NSW increases point of consumption tax rate to 15% after Tab pressure
NSW introduced a 10% POCT rate in January 2019 as a way of closing a loophole in existing laws whereby most online bets were not taxed, meaning the state was missing out on tax revenue.
The POCT applies to the location where the bet was placed, rather than where the operator that accepted the wager is located, meaning that all operators active in NSW are subject to paying tax in the state, regardless of the licence registration location of the operator.
The rise in POCT rate from 10% to 15% was announced as part of the NSW 2022-23 state budget and will come into effect from 1 July this year. The reform is expected to increase revenue by AU$740.0m (£420.5m/€490.0m/US$515.6m) during the four years to 2025-26.

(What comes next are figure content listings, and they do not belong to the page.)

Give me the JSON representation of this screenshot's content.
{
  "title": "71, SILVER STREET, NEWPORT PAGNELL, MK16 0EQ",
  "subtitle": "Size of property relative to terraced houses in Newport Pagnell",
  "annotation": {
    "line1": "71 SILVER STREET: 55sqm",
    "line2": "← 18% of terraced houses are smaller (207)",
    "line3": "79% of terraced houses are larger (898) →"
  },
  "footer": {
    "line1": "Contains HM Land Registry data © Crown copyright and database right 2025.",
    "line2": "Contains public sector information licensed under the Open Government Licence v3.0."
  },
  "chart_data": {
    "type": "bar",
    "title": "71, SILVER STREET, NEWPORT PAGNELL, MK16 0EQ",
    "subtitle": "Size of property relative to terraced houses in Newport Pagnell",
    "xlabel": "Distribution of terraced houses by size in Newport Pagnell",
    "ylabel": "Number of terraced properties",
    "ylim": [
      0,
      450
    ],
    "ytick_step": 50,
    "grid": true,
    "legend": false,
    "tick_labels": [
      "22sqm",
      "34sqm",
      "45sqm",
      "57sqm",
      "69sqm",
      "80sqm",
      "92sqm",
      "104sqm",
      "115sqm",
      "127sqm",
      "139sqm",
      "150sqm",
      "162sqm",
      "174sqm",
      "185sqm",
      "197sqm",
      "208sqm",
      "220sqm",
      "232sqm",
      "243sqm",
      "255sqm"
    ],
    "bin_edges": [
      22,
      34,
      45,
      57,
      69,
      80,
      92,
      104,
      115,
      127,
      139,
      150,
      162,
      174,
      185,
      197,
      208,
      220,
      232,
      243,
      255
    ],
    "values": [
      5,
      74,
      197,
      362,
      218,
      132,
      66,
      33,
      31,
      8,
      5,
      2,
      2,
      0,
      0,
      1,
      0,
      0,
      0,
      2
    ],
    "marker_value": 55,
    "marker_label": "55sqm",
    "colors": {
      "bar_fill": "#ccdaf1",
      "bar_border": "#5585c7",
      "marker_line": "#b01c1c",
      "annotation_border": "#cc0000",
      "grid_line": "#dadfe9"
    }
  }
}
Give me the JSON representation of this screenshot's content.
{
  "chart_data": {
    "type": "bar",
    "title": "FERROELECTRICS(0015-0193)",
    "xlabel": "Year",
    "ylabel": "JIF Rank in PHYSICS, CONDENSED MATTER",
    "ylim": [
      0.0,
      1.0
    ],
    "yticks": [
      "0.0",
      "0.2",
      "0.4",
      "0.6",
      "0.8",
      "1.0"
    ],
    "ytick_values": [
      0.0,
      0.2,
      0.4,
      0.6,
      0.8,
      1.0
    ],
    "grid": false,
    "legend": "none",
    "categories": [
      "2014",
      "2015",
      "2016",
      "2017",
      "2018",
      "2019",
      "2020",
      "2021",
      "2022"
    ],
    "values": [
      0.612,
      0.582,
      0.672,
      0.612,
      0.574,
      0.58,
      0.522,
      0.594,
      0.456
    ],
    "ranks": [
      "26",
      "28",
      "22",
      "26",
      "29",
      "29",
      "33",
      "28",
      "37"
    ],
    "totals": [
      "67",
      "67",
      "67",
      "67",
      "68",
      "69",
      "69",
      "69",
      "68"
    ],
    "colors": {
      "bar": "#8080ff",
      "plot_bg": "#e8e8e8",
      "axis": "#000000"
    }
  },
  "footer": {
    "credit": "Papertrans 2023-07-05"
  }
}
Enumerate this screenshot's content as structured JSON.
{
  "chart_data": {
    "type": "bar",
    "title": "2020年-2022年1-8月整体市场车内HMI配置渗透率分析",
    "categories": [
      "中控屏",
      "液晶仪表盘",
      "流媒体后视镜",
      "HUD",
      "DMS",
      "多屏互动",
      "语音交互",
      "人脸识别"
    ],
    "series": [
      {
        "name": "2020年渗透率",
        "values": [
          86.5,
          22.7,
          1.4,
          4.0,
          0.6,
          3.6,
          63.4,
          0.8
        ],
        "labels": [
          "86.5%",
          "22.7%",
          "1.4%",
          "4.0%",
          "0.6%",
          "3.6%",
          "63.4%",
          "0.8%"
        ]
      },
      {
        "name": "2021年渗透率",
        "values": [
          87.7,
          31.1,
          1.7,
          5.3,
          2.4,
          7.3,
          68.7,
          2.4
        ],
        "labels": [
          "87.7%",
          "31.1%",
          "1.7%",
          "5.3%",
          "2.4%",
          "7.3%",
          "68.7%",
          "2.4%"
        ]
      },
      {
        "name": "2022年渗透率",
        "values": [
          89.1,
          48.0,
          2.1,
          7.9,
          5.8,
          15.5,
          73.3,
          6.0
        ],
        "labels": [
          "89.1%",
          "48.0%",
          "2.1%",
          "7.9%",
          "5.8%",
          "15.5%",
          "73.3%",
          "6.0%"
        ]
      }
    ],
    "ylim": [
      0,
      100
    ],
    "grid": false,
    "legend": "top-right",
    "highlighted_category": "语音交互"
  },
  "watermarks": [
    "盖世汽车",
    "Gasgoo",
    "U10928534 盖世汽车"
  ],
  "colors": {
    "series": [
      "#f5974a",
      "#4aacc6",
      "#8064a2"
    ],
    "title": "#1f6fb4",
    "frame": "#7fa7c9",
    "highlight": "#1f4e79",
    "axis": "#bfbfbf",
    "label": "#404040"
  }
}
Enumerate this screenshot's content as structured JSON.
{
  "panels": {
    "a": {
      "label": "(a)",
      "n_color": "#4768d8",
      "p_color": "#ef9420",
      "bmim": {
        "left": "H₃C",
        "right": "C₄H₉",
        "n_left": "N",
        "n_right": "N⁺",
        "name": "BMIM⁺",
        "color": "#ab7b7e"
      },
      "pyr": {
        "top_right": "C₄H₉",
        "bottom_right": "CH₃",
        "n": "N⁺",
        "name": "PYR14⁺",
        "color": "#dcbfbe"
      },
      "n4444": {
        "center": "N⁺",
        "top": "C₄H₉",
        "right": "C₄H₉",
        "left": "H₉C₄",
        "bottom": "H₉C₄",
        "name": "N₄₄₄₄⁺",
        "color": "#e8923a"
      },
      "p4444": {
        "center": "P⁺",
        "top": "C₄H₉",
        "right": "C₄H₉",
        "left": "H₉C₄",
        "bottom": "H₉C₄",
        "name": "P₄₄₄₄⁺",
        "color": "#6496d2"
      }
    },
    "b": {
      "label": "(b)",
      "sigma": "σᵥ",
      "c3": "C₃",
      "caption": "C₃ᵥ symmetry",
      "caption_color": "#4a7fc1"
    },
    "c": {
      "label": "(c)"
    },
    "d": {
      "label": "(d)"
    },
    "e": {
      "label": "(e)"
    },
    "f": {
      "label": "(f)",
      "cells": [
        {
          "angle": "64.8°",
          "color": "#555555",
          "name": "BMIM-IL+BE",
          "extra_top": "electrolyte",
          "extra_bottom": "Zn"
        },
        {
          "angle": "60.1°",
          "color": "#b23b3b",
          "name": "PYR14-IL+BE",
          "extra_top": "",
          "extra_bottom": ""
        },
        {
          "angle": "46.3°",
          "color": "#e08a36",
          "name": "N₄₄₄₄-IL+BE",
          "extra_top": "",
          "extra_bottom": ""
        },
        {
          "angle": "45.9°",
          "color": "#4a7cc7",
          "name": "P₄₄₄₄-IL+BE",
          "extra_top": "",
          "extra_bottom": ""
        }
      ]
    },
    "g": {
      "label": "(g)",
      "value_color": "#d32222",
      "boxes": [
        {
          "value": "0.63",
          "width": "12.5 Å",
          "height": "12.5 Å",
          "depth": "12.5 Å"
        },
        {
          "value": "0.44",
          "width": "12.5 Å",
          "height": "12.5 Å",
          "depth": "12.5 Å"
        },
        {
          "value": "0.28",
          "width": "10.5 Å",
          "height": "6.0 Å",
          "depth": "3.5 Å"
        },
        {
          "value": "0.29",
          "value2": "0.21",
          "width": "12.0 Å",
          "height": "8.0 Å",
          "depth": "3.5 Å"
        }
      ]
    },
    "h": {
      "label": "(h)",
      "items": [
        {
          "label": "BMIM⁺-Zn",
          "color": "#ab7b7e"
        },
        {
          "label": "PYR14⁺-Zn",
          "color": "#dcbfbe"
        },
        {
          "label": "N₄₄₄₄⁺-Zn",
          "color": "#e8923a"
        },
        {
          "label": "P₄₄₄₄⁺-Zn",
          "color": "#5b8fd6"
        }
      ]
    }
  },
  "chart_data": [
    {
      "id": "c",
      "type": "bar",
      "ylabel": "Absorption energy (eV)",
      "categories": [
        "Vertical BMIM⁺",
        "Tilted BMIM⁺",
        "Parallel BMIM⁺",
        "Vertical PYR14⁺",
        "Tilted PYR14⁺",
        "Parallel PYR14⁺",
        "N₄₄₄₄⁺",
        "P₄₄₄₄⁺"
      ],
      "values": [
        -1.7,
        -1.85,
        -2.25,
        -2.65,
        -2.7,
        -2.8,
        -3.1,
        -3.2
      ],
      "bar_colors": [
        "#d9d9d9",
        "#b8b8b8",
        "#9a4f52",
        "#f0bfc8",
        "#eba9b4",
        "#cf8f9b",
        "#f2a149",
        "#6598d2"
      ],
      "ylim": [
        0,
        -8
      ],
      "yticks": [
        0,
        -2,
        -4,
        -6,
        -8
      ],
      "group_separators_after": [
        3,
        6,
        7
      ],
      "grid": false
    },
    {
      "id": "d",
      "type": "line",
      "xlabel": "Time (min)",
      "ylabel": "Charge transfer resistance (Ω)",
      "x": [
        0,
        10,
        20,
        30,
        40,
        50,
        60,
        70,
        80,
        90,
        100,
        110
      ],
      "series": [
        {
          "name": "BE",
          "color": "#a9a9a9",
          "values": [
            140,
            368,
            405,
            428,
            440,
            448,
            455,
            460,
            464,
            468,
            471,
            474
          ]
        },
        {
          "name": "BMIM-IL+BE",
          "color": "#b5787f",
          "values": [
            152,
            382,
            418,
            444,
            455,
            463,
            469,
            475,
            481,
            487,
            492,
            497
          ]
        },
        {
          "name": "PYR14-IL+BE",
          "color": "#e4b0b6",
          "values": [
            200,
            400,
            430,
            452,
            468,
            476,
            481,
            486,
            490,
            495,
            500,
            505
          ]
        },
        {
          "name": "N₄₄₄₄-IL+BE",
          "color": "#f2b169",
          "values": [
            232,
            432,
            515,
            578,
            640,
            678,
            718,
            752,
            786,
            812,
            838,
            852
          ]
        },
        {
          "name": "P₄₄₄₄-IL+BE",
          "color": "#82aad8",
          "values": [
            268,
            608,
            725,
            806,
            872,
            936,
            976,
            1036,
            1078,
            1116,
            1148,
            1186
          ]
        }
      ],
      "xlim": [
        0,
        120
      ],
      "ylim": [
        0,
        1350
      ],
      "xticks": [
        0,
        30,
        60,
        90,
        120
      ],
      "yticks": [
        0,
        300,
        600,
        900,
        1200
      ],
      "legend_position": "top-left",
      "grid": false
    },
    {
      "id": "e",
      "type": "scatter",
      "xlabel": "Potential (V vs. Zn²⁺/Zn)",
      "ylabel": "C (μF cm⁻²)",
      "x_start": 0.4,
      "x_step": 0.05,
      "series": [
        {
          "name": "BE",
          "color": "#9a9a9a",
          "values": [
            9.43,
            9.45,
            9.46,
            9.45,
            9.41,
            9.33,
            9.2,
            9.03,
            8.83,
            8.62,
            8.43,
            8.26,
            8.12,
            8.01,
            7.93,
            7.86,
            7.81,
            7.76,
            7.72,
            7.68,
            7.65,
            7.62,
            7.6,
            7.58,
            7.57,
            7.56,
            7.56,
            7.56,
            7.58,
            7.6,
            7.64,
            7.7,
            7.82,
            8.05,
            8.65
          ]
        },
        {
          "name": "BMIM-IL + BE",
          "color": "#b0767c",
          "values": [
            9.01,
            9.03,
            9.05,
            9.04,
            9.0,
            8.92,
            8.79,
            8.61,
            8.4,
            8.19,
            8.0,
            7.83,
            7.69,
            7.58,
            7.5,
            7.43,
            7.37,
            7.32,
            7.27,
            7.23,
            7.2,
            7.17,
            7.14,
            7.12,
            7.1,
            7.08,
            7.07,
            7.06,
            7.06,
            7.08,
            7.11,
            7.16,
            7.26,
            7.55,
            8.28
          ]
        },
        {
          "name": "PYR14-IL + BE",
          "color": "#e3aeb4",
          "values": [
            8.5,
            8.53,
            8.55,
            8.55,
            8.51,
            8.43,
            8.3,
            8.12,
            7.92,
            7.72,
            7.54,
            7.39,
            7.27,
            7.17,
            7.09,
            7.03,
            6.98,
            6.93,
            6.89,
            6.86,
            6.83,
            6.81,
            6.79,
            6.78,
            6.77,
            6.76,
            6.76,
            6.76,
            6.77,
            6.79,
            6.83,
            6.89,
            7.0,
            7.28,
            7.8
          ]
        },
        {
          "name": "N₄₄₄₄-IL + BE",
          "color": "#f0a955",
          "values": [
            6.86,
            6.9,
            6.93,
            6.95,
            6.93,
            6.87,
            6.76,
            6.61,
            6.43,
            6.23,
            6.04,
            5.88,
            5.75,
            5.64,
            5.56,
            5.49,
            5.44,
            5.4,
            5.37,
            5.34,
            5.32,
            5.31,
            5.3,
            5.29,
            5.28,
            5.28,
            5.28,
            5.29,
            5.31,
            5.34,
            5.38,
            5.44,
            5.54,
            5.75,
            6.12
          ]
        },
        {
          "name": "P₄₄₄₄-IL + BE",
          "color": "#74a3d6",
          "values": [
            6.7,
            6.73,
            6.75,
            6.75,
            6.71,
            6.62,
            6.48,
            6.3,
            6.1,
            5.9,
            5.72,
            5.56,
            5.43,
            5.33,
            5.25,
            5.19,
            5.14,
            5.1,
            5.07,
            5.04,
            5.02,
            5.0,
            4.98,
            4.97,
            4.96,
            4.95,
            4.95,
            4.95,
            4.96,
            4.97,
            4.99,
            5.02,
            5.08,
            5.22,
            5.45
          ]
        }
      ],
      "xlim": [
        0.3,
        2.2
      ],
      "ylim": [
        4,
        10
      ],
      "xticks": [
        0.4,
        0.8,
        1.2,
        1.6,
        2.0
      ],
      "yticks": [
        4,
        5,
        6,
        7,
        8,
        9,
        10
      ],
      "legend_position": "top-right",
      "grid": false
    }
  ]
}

“Aligning the POC tax and the betting tax, including effective fixed odds betting tax and totalisator betting tax at 15% will provide competitively neutral tax rates between betting products, regardless of the gambling operators or whether the betting activity is online or in person,” the budget said.
Land-based operator Tabcorp welcomed the higher rate, describing it as a further positive step toward industry reform. The operator said it also greeted news of the government’s intention to review the wagering tax regime, regulation and industry funding in the coming years.
The operator had recently joined a body that lobbied for higher rates for the online sector.
Tabcorp will receive transition payments over an 18-month period from the commencement of the tax changes to ensure it is ‘no-worse off’ relative to its current tax obligations as a result of the higher rate.
“Today is a positive step forward in levelling the playing field in NSW,” Tabcorp managing director and chief executive Adam Rytenskild said. “Online bookies will pay a greater share of wagering tax which can be invested back into the local racing industry and ensures a fairer system.
“We welcome the NSW government’s announcement. Online betting has changed substantially since the Tab’s licences were issued and this is an opportunity to better align with the modern economy.
“The Queensland government has recently announced reforms to create a level playing field and NSW is now a step closer to a level playing field.”
Earlier this month, Racing Queensland had announced a new 5% levy on online bookmaking, effectively increasing the POCT rate to 20%. The organisation said this would harmonise the tax rates of online operators doing business within the province with Tabcorp.
There are also plans to broaden the betting tax to include free and bonus bets as well as increasing the proportion of betting tax revenue that goes directly to the racing industry from 35% to 80%.